Easy Chocolate Chip Banana Oat Muffins

1.13.16 / Comment


Sweet treats are almost everyone’s weakness, but you don’t have to feel guilty when eating these amazing Chocolate Chip Banana Oat Muffins! These easy and nourishing muffins are made with household staples such as oats. cinnamon, and ripe bananas, so you can create this recipe in no time. The best part? These muffins boast indulgent flavors without gifting you extra calories! We love that this recipe is gluten-free, high in protein, and rich with omega-3 fatty acids from the oats, almond flour, and flax seeds, respectively. Consuming omega-3 fatty acids has been shown to help with cardiovascular disease due to it’s high ALA content (1), so try incorporating this type of fat into your diet for optimal health benefits. What better way to treat yourself than to have a dessert decadent in taste and rich in nutrition? Come and indulge your sweet tooth without feeling remorseful!
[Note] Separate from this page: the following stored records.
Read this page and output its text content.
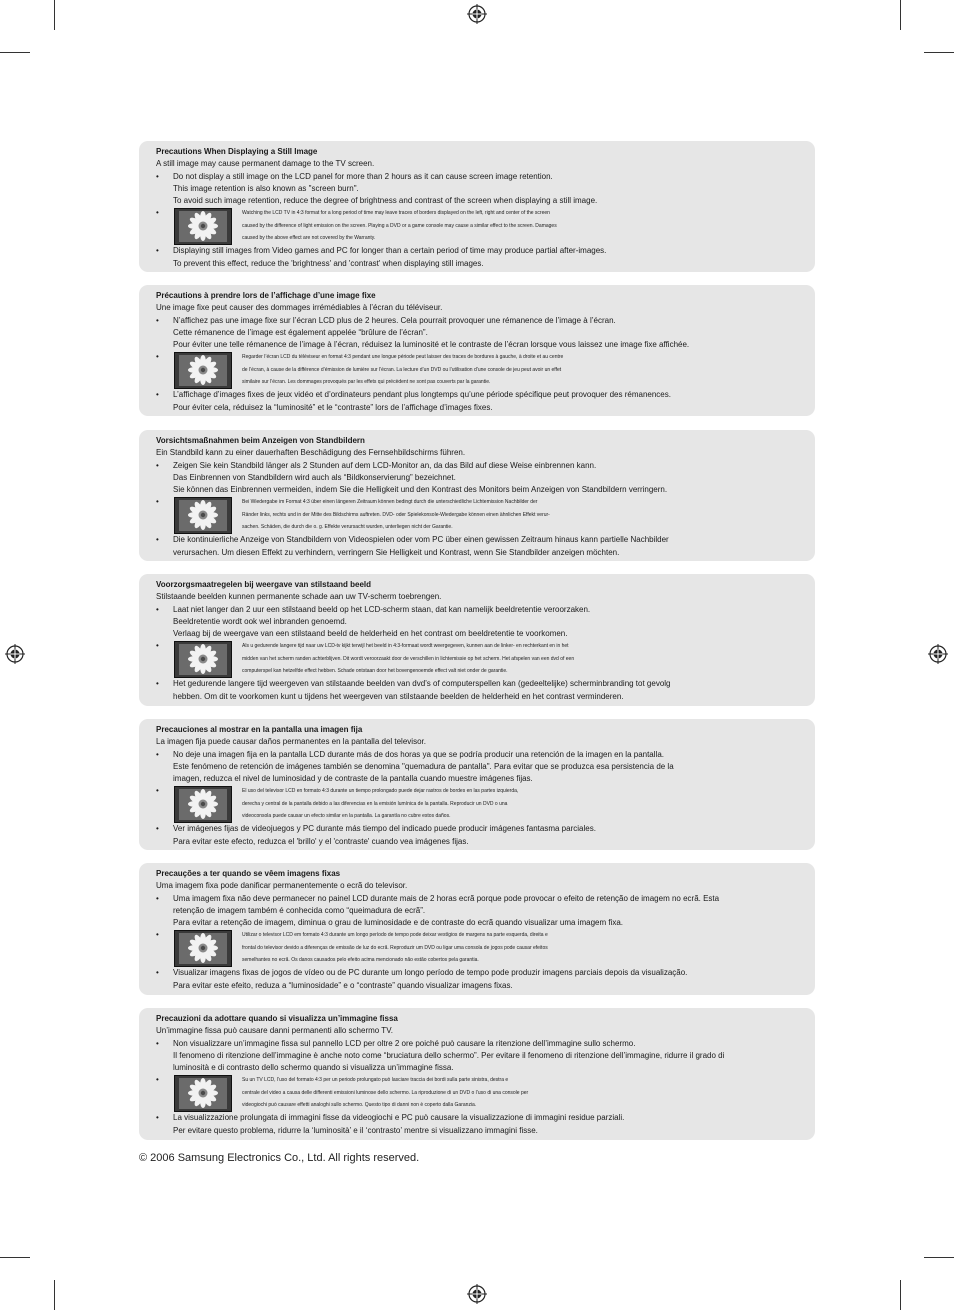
Precautions When Displaying a Still Image
A still image may cause permanent damage to the TV screen.
• Do not display a still image on the LCD panel for more than 2 hours as it can cause screen image retention.
This image retention is also known as "screen burn".
To avoid such image retention, reduce the degree of brightness and contrast of the screen when displaying a still image.
•	Watching the LCD TV in 4:3 format for a long period of time may leave traces of borders displayed on the left, right and center of the screen
caused by the difference of light emission on the screen. Playing a DVD or a game console may cause a similar effect to the screen. Damages
caused by the above effect are not covered by the Warranty.
• Displaying still images from Video games and PC for longer than a certain period of time may produce partial after-images.
To prevent this effect, reduce the 'brightness' and 'contrast' when displaying still images.
Précautions à prendre lors de l’affichage d’une image fixe
Une image fixe peut causer des dommages irrémédiables à l’écran du téléviseur.
• N’affichez pas une image fixe sur l’écran LCD plus de 2 heures. Cela pourrait provoquer une rémanence de l’image à l’écran.
Cette rémanence de l’image est également appelée “brûlure de l’écran”.
Pour éviter une telle rémanence de l’image à l’écran, réduisez la luminosité et le contraste de l’écran lorsque vous laissez une image fixe affichée.
•	Regarder l’écran LCD du téléviseur en format 4:3 pendant une longue période peut laisser des traces de bordures à gauche, à droite et au centre
de l’écran, à cause de la différence d’émission de lumière sur l’écran. La lecture d’un DVD ou l’utilisation d’une console de jeu peut avoir un effet
similaire sur l’écran. Les dommages provoqués par les effets qui précèdent ne sont pas couverts par la garantie.
• L’affichage d’images fixes de jeux vidéo et d’ordinateurs pendant plus longtemps qu’une période spécifique peut provoquer des rémanences.
Pour éviter cela, réduisez la “luminosité” et le “contraste” lors de l’affichage d’images fixes.
Vorsichtsmaßnahmen beim Anzeigen von Standbildern
Ein Standbild kann zu einer dauerhaften Beschädigung des Fernsehbildschirms führen.
• Zeigen Sie kein Standbild länger als 2 Stunden auf dem LCD-Monitor an, da das Bild auf diese Weise einbrennen kann.
Das Einbrennen von Standbildern wird auch als “Bildkonservierung” bezeichnet.
Sie können das Einbrennen vermeiden, indem Sie die Helligkeit und den Kontrast des Monitors beim Anzeigen von Standbildern verringern.
•	Bei Wiedergabe im Format 4:3 über einen längeren Zeitraum können bedingt durch die unterschiedliche Lichtemission Nachbilder der
Ränder links, rechts und in der Mitte des Bildschirms auftreten. DVD- oder Spielekonsole-Wiedergabe können einen ähnlichen Effekt verur-
sachen. Schäden, die durch die o. g. Effekte verursacht wurden, unterliegen nicht der Garantie.
• Die kontinuierliche Anzeige von Standbildern von Videospielen oder vom PC über einen gewissen Zeitraum hinaus kann partielle Nachbilder
verursachen. Um diesen Effekt zu verhindern, verringern Sie Helligkeit und Kontrast, wenn Sie Standbilder anzeigen möchten.
Voorzorgsmaatregelen bij weergave van stilstaand beeld
Stilstaande beelden kunnen permanente schade aan uw TV-scherm toebrengen.
• Laat niet langer dan 2 uur een stilstaand beeld op het LCD-scherm staan, dat kan namelijk beeldretentie veroorzaken.
Beeldretentie wordt ook wel inbranden genoemd.
Verlaag bij de weergave van een stilstaand beeld de helderheid en het contrast om beeldretentie te voorkomen.
•	Als u gedurende langere tijd naar uw LCD-tv kijkt terwijl het beeld in 4:3-formaat wordt weergegeven, kunnen aan de linker- en rechterkant en in het
midden van het scherm randen achterblijven. Dit wordt veroorzaakt door de verschillen in lichtemissie op het scherm. Het afspelen van een dvd of een
computerspel kan hetzelfde effect hebben. Schade ontstaan door het bovengenoemde effect valt niet onder de garantie.
• Het gedurende langere tijd weergeven van stilstaande beelden van dvd’s of computerspellen kan (gedeeltelijke) scherminbranding tot gevolg
hebben. Om dit te voorkomen kunt u tijdens het weergeven van stilstaande beelden de helderheid en het contrast verminderen.
Precauciones al mostrar en la pantalla una imagen fija
La imagen fija puede causar daños permanentes en la pantalla del televisor.
• No deje una imagen fija en la pantalla LCD durante más de dos horas ya que se podría producir una retención de la imagen en la pantalla.
Este fenómeno de retención de imágenes también se denomina "quemadura de pantalla". Para evitar que se produzca esa persistencia de la
imagen, reduzca el nivel de luminosidad y de contraste de la pantalla cuando muestre imágenes fijas.
•	El uso del televisor LCD en formato 4:3 durante un tiempo prolongado puede dejar rastros de bordes en las partes izquierda,
derecha y central de la pantalla debido a las diferencias en la emisión lumínica de la pantalla. Reproducir un DVD o una
videoconsola puede causar un efecto similar en la pantalla. La garantía no cubre estos daños.
• Ver imágenes fijas de videojuegos y PC durante más tiempo del indicado puede producir imágenes fantasma parciales.
Para evitar este efecto, reduzca el 'brillo' y el 'contraste' cuando vea imágenes fijas.
Precauções a ter quando se vêem imagens fixas
Uma imagem fixa pode danificar permanentemente o ecrã do televisor.
• Uma imagem fixa não deve permanecer no painel LCD durante mais de 2 horas ecrã porque pode provocar o efeito de retenção de imagem no ecrã. Esta
retenção de imagem também é conhecida como “queimadura de ecrã”.
Para evitar a retenção de imagem, diminua o grau de luminosidade e de contraste do ecrã quando visualizar uma imagem fixa.
•	Utilizar o televisor LCD em formato 4:3 durante um longo período de tempo pode deixar vestígios de margens na parte esquerda, direita e
frontal do televisor devido a diferenças de emissão de luz do ecrã. Reproduzir um DVD ou ligar uma consola de jogos pode causar efeitos
semelhantes no ecrã. Os danos causados pelo efeito acima mencionado não estão cobertos pela garantia.
• Visualizar imagens fixas de jogos de vídeo ou de PC durante um longo período de tempo pode produzir imagens parciais depois da visualização.
Para evitar este efeito, reduza a “luminosidade” e o “contraste” quando visualizar imagens fixas.
Precauzioni da adottare quando si visualizza un’immagine fissa
Un’immagine fissa può causare danni permanenti allo schermo TV.
• Non visualizzare un’immagine fissa sul pannello LCD per oltre 2 ore poiché può causare la ritenzione dell’immagine sullo schermo.
Il fenomeno di ritenzione dell’immagine è anche noto come “bruciatura dello schermo”. Per evitare il fenomeno di ritenzione dell’immagine, ridurre il grado di
luminosità e di contrasto dello schermo quando si visualizza un’immagine fissa.
•	Su un TV LCD, l’uso del formato 4:3 per un periodo prolungato può lasciare traccia dei bordi sulla parte sinistra, destra e
centrale del video a causa delle differenti emissioni luminose dello schermo. La riproduzione di un DVD o l’uso di una console per
videogiochi può causare effetti analoghi sullo schermo. Questo tipo di danni non è coperto dalla Garanzia.
• La visualizzazione prolungata di immagini fisse da videogiochi e PC può causare la visualizzazione di immagini residue parziali.
Per evitare questo problema, ridurre la ‘luminosità’ e il ‘contrasto’ mentre si visualizzano immagini fisse.
© 2006 Samsung Electronics Co., Ltd. All rights reserved.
Easy Chocolate Chip Banana Oat Muffins
Prep time:
Cook time:
Total time:
Serves: 12
  • 4 large ripe bananas, mashed, or 5 small bananas
  • 1 1//2 cups gluten-free oats
  • 1/3 cup almond flour or gluten free all purpose flour blend
  • 1/3 cup ground flax seed
  • 1½ teaspoon baking powder
  • 1 teaspoon baking soda
  • ½ teaspoon sea salt
  • ½ teaspoon cinnamon
  • ¼ cup coconut oil (room temperature butter could be used)
  • 1 teaspoon vanilla extract
  • 2 tablespoons maple syrup
  • 1/3 cup original almond milk, room temperature (your choice of milk)
  • 2 large eggs, room temperature (see note)
  • 1/2 cup semi-sweet chocolate chips
  1. Preheat oven to 375° F.
  2. In a food processor or blender, combine all of the ingredients except the semi-sweet chocolate chips and blend for 2-3 minutes until everything is well blended. Make sure the coconut oil is blended. Then add 1/3 of the semi-sweet chocolate chips to the batter. Save the rest to place on top of the muffins.
  3. Spoon batter into paper lined muffin tins. For uniform scoops, use an ice-cream scoop. Place the remaining chocolate chips on top of the muffins.
  4. Bake for 20 minutes, or until a toothpick comes out clean.
  5. Cool in pan for 5 minutes, then transfer to a wire rack to completely cool.
  6. To store, wrap muffins individually in freezer wrap or store in an airtight container. Make sure they are labeled and dated. If using a freezer bag make sure all of the air is removed.
Serving size: 1 muffin Calories: 220, Fat: 10 grams, Saturated fat: 5 grams, Carbohydrates: 25 grams, Sugar: 12 grams, Sodium: 275 milligrams, Fiber: 4 grams, Protein: 5 grams, Cholesterol: 30 milligrams
*If you are a vegan or have an egg allergy, use 2 flax eggs: (2 tablespoons ground flax + 6 tablespoons water in a bowl let sit for 15 minutes). Please note that the muffin will be a bit denser.
*Coconut oil has a tendency to harden when mixed with cold ingredients which is why it is best to bring other ingredients, such as eggs and milk, to room temperature before mixing ingredients together which will prevent this from happening.
*Freeze for 2-3 months. Defrost overnight in the refrigerator or on the counter then toast or heat in the microwave for about 2 minutes. To reheat frozen muffins in the microwave: place unwrapped muffin on a microwave safe plate and heat it on high for about 30 seconds. In the toaster oven: heat foil-wrapped muffins at 350 F for 10 to 15 minutes until warm.